Cabbagetown is a lower-class neighbourhood. According to the most recent census data from 2016 posted on the city’s website, the median household income in Cabbagetown was $61,184, while the median for one-person households was $37,945.

The poverty rate in Cabbagetown is 24 per cent, two per cent more than the citywide average. The prevalence of low income based on low-income cut-offs after tax between ages 18 and 64 was 9.8 per cent. This is a neighbourhood that could easily be overcome by gentrification.

Once I moved to Cabbagetown two and a half years ago I became very aware of the symptoms of a neighbourhood affected by gentrification. There are for sale signs everywhere. There are massive condominiums casting shadows over our buildings, which need new heating systems and fresh paint, as the high rises continue to be built floor-by-floor.

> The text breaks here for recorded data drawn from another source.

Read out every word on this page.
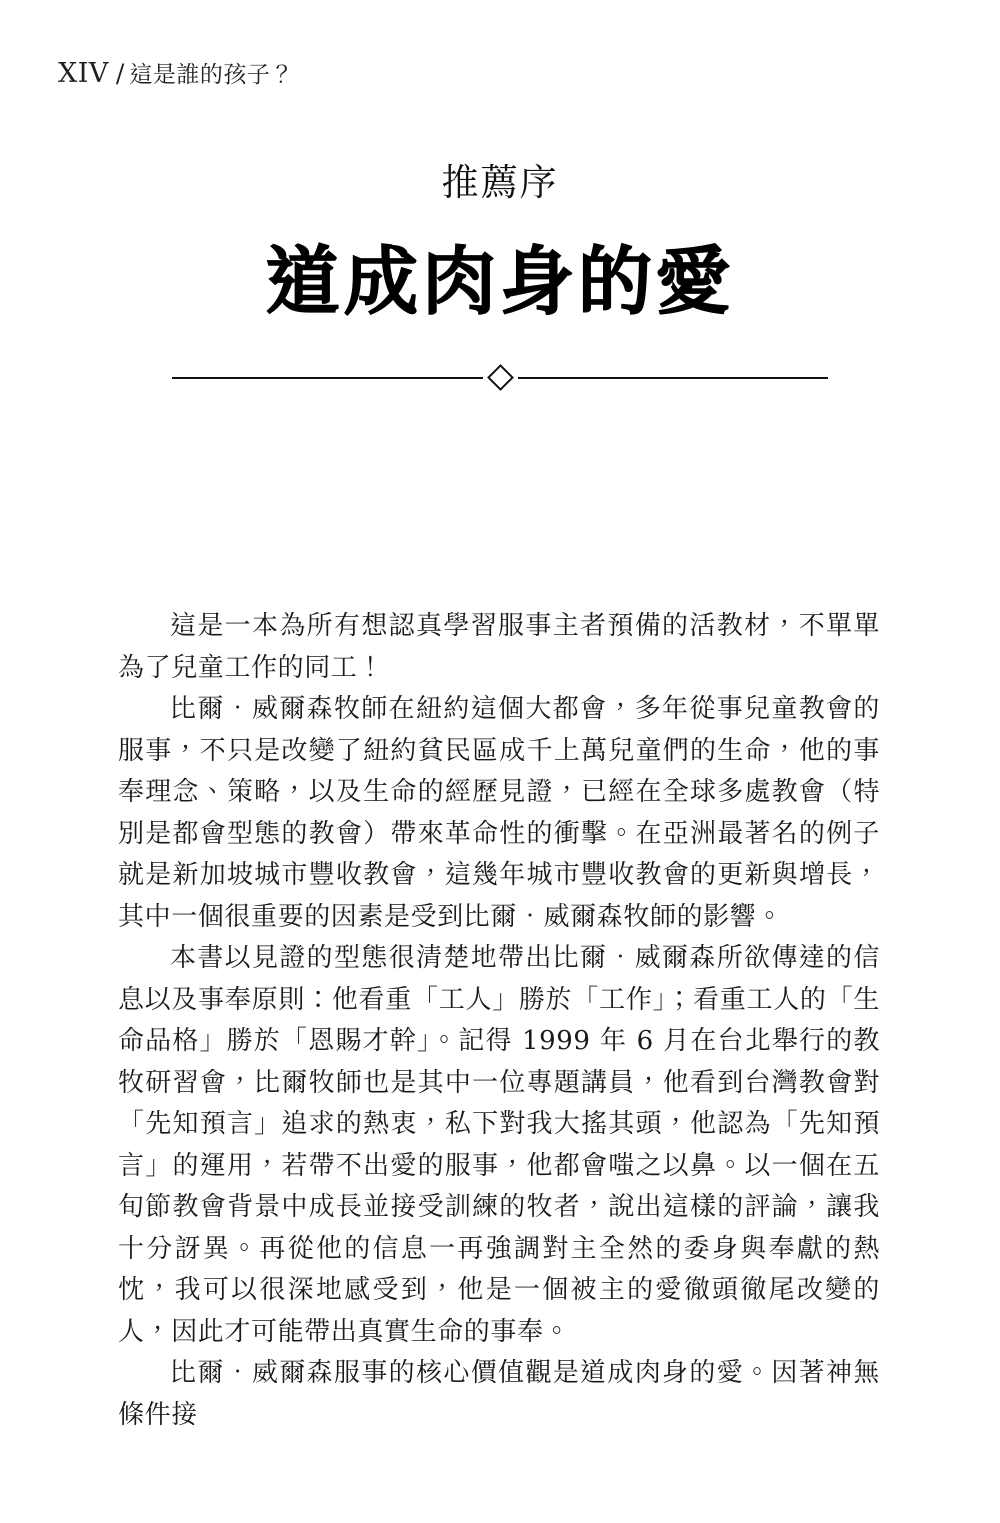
XIV / 這是誰的孩子？
推薦序
道成肉身的愛

這是一本為所有想認真學習服事主者預備的活教材，不單單為了兒童工作的同工！

比爾‧威爾森牧師在紐約這個大都會，多年從事兒童教會的服事，不只是改變了紐約貧民區成千上萬兒童們的生命，他的事奉理念、策略，以及生命的經歷見證，已經在全球多處教會（特別是都會型態的教會）帶來革命性的衝擊。在亞洲最著名的例子就是新加坡城市豐收教會，這幾年城市豐收教會的更新與增長，其中一個很重要的因素是受到比爾‧威爾森牧師的影響。

本書以見證的型態很清楚地帶出比爾‧威爾森所欲傳達的信息以及事奉原則：他看重「工人」勝於「工作」；看重工人的「生命品格」勝於「恩賜才幹」。記得 1999 年 6 月在台北舉行的教牧研習會，比爾牧師也是其中一位專題講員，他看到台灣教會對「先知預言」追求的熱衷，私下對我大搖其頭，他認為「先知預言」的運用，若帶不出愛的服事，他都會嗤之以鼻。以一個在五旬節教會背景中成長並接受訓練的牧者，說出這樣的評論，讓我十分訝異。再從他的信息一再強調對主全然的委身與奉獻的熱忱，我可以很深地感受到，他是一個被主的愛徹頭徹尾改變的人，因此才可能帶出真實生命的事奉。

比爾‧威爾森服事的核心價值觀是道成肉身的愛。因著神無條件接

People are shopping and eating across town because the wealthy new neighbours are getting expensive shops put on the floor level of their buildings. Upper-scale French restaurants like L’Avenue are moving in, where a dinner plate is $40, costing more than my heating bill.

Since I moved here in 2019, there have been three separate accounts of gentrification, the most recent being about a month ago. A strip of buildings and restaurants on Parliament Street was put up for sale for $16.5 million. The listing is no longer available and store owners have reported they are not relocating, but the effect on local businesses doesn’t end there.

A petition ‘Save Cabbagetown Business,’ has been circling the community. Construction for the new Ontario Line subway under Queen and Adelaide Streets on Parliament Street has kept business from our local shops. According to the petition, local businesses are “reporting revenue declines as high as 70 per cent.”

Since September, Parliament Street has had lane closures and daily construction for streetcar track replacement and hydro repairs. Cabbagetown residents are not pleased.

The petition urges John Tory to “address the threat of business closures in Cabbagetown.”

Our restaurants and businesses are the heart of our community and keep our economy strong. Cabbagetown cannot afford to lose local business, considering we aren’t very large geographically.

According to the Cabbagetown Preservation Association (CPA), Cabbagetown is considered to cover “Bloor Street/St. James Cemetery on the north to Shuter Street on the south, and from the Don River on the east to Sherbourne Street on the west.”

The past has shown the residents of Cabbagetown that when rebuilding is happening, it usually results in more condos or stores for the upper class.

In 2020 a project called ‘Via Bloor’ launched. It is a new 46-storey skyscraper on the corner of Parliament and Bloor Streets. Units in Via Bloor start at $899,000 and go up to $2,450,000 for a penthouse. Sitting on the corner of Parliament and Bloor, Via Bloor is not technically in Cabbagetown, but I can surely see Via Bloor from the lobby of my building where I live, just a little farther down Parliament Street, where the rent is about $2,000 a month.

I can also see the buildings directly in front of me, which need external refurbishing. Some of the buildings behind me are unlivable in their state and sit vacant.

They could house thousands of middle and lower-class residents if they were refurbished. It seems the rebuilding and remodelling plans are going to the wealthy, rather than the needy.

Gentrification is infecting Cabbagetown and I hope we can survive.